Cosa può portare al suicidio in gioventù? Sempre di più sono i casi di studenti che sia in età scolare che nel percorso universitario hanno deciso di commettere un gesto estremo. In un recente report dell’Oms i casi di suicidio, soprattutto di adolescenti, rappresenta il 12% delle morti fra i 15 e i 29 anni.
Purtroppo non si trova mai una spiegazione a questo terribile atto che racchiude un enorme malessere. Partendo dalle storie di tutti coloro che hanno tentato il gesto estremo, ci accorgiamo del mancato coraggio di chiedere aiuto prima che sia troppo tardi.
In questa epoca di disorientamento, gli adulti devono proteggere le future generazioni da una società accusatoria e alienata, che non sa più dialogare né tanto meno ascoltare. Chi commette un suicidio esprime la sua incontenibile sofferenza causata da molteplici fattori. La fragilità assume così il volto più crudele e disperato.
Il caso di Chieti, insieme a tanti altri, precedenti e successivi, sono l’espressione di un fallimento personale e nello studio. Dobbiamo iniziare a prestare particolare attenzione a tutti questi studenti che vivono sotto pressione, tormentati dalla paura di fallire. Dobbiamo insegnare ai nostri alunni che non bisogna essere perfetti, perché il modello di eccellenza è un modello che uccide. Molti giovani contemporanei affogano in un disagio esistenziale perché si sentono costantemente minacciati dal giudizio di una società feroce che non salva nessuno.
Questa pressione sociale porta gli studenti all’alienazione. I giovani sono costretti a tenere alta la loro reputazione emotiva e non hanno il coraggio di ammettere le proprie paure, mantenendo il proprio status quo. Eppure le urla mute diventano sempre più agonizzanti, tuttavia nessuno ammette la verità.
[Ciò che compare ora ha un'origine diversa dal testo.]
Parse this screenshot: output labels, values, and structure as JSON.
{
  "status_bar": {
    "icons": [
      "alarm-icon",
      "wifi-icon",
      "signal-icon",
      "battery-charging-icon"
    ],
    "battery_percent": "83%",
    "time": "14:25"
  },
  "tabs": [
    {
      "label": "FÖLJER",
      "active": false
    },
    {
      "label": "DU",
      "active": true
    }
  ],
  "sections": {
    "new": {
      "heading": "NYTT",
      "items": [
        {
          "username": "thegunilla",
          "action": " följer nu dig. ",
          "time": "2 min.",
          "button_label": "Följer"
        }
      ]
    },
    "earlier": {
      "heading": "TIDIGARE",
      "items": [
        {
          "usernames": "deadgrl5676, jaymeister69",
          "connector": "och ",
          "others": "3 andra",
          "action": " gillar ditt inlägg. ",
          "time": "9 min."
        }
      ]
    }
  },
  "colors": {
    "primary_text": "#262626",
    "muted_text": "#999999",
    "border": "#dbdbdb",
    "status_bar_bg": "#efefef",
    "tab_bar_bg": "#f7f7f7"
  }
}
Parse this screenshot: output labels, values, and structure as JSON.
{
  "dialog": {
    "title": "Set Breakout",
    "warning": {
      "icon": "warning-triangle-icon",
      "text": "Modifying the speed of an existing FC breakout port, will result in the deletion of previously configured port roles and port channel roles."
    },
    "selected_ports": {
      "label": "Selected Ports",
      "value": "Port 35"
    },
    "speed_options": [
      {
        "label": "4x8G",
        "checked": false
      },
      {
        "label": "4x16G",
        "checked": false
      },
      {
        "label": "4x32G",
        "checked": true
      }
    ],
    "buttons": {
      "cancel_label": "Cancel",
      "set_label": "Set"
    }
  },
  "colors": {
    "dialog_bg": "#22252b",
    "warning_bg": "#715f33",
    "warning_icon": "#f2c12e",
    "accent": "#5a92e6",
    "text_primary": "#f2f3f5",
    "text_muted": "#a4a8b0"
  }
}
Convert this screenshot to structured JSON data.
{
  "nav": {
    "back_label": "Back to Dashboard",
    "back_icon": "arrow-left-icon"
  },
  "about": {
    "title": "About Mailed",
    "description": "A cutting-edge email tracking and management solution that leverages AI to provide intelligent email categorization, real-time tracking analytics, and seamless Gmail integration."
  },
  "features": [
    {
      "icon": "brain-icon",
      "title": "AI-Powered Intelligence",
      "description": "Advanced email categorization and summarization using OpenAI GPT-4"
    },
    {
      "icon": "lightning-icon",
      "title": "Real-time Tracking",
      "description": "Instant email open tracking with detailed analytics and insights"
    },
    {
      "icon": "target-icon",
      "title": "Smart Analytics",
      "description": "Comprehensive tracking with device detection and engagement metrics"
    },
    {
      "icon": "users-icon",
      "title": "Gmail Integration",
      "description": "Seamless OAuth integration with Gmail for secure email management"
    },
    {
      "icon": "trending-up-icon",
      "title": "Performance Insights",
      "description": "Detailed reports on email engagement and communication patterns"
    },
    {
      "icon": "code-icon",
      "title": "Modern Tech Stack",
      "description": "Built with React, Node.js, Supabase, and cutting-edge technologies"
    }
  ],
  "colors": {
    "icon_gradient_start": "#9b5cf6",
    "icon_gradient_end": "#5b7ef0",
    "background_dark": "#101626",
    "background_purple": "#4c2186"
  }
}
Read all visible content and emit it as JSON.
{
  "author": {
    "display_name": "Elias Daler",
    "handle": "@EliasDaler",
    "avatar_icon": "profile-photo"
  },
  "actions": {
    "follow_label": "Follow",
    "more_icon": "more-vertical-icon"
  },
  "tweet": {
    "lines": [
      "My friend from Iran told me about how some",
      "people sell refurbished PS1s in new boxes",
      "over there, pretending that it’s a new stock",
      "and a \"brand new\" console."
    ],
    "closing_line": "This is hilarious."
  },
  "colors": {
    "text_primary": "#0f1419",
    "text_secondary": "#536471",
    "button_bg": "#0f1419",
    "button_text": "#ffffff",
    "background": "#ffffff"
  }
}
I giovani gridano aiuto, ma tutti siamo diventati improvvisamente sordi e ciechi dinnanzi a questi fenomeni drammatici.
La scuola deve contribuire a ridurre i sentimenti d’insicurezza, angoscia, delusione. Insegniamo ai nostri alunni a percepire la propria fragilità senza vergogna e di non sentirsi mai inadeguati perché bisogna imparare a volersi bene, così come si è. Ogni essere umano deve avere la possibilità di esprimere liberamente il suo sé sociale senza paura del giudizio, senza la necessità di addentrarsi in una realtà virtuale come unico mezzo di relazione, senza la fissazione ossessiva e terrorizzata che una parte del proprio corpo sia mostruosa, abnorme e oggetto di disprezzo da parte degli altri (dismorfofobia).
L’adolescenza è un periodo molto delicato e fragile, in cui la gestione dei nuovi impulsi e delle forti emozioni travolge e irrompe nella mente dei ragazzi. Genitori e insegnanti devono pertanto iniziare a creare un rapporto “inverso”, basato su un equilibrio sano di responsabilizzazione per validare l’autostima che è alla base del processo di crescita. Questo è un grido di allarme, una richiesta d’aiuto, un lockdown nel processo evolutivo.
Dobbiamo intervenire in modo veloce e tempestivo per evitare che le loro paure si amplifichino, cercando di rispondere alle loro difficoltà. Dobbiamo leggere dai loro sguardi fuggenti il loro sentirsi inadeguati alla propria vita e alla quotidianità. Dobbiamo controllare le loro braccia per evitare episodi ripetuti di autolesionismo, dobbiamo accorgerci di episodi di eccessivo dimagrimento, dobbiamo osservare il loro senso di disperazione e il loro sentirsi “intrappolati “ e senza via d’uscita. Dobbiamo superare questo background culturale e cercare di intervenire con una forte sensibilizzazione, poiché la prevenzione e la gestione non sono di facile attualizzazione.
L’approccio più efficace risulta il lavoro di squadra d’insegnanti, medici, psicologi scolastici, infermieri e assistenti sociali, che lavorano in stretta collaborazione con i servizi territoriali. Restando sempre vigili, non dobbiamo mai sottovalutare questi segnali di “bombe silenziose” per proteggere i nostri giovani dalle “terribili messe in atto”.